In that task, creating scale models of the production are a key tool that help her fulfill that job — often using other small tools like an X-ACTO knife, paint brushes and paper to design a 3D model of every part of the production.
“In many ways, it’s old school art class stuff,” Bend said.
Ahead of the spring 2022 production of Pedro Calderon de la Barca’s “Life is a Dream,” a Duke Theater Studies production directed by R. Darren Gobert, the William and Sue Gross Professor of Theater Studies, Bend worked with student Ash Jeffers to recreate a ¼ inch wooden model of von der Heyden Studio Theater.

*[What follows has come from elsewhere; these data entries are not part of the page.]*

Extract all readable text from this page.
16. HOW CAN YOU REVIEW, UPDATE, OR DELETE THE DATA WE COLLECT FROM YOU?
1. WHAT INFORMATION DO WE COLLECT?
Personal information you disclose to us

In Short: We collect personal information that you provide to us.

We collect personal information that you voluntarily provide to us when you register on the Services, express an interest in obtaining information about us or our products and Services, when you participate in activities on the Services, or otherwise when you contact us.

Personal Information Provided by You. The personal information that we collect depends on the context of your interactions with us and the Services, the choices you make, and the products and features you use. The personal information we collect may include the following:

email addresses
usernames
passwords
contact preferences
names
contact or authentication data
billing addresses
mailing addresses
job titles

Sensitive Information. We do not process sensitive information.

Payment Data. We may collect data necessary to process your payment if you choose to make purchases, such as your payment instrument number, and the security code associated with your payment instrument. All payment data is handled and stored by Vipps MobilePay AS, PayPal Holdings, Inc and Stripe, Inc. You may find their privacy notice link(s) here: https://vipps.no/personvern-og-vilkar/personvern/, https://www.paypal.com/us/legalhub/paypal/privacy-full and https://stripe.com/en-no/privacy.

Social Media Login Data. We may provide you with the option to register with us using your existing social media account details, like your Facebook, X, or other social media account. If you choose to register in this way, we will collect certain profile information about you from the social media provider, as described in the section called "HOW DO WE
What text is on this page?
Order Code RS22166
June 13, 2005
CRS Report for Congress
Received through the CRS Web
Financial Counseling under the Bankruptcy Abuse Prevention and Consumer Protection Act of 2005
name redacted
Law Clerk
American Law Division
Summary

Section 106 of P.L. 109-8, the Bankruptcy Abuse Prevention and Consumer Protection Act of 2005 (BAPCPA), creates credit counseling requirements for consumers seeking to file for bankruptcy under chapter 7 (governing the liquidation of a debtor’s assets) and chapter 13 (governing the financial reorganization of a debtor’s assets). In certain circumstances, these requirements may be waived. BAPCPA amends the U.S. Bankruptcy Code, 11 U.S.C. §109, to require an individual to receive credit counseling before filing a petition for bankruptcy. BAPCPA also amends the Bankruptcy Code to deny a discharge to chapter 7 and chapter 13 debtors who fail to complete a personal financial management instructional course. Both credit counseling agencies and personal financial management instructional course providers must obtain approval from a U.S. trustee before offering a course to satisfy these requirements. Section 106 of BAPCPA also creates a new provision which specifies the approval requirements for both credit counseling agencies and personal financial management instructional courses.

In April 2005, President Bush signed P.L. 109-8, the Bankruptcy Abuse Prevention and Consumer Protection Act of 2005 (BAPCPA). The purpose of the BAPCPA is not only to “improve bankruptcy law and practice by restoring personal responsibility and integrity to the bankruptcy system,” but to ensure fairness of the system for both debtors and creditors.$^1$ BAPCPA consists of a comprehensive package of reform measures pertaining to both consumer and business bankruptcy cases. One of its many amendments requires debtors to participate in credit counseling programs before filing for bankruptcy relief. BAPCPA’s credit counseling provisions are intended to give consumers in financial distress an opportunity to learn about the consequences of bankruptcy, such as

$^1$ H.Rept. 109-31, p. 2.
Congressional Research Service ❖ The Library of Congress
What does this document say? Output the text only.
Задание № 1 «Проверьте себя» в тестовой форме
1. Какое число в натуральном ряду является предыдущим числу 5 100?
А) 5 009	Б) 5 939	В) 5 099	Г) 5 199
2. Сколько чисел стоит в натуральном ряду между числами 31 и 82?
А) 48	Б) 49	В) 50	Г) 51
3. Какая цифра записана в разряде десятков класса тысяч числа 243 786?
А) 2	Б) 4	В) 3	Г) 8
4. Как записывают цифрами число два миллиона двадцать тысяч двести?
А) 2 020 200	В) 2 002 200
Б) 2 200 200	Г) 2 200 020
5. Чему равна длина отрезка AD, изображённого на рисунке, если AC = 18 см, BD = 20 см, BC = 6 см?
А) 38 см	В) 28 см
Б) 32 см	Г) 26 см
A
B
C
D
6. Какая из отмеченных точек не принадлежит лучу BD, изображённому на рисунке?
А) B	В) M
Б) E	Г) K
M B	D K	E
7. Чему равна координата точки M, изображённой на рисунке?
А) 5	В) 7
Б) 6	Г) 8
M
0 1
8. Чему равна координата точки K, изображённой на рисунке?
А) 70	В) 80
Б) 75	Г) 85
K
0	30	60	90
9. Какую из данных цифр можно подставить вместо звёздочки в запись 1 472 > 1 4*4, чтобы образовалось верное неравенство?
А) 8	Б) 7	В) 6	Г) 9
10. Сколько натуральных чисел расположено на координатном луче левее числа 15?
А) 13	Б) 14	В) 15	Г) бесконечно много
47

Bend collaborated closely with Gobert to design the stage and props based on the model, which included moveable stairs, purple carpet, and a versatile box. The box served as a jail for one part of the play, later transforming into a mirror and providing hiding spaces for actors.
The scale model proved indispensable in planning the design before constructing the stage. Thanks to the model, the team ironed out details well in advance, ensuring a seamless show from opening night onward. It served as a vital tool over several months to visualize scenes before full-scale construction.
“Models and model pieces are tools to sort of problem solve blocking for the show and potentially what something is going to look like…” Bend said. “For set design, models are definitely an essential part of communicating what the design ideas can be.”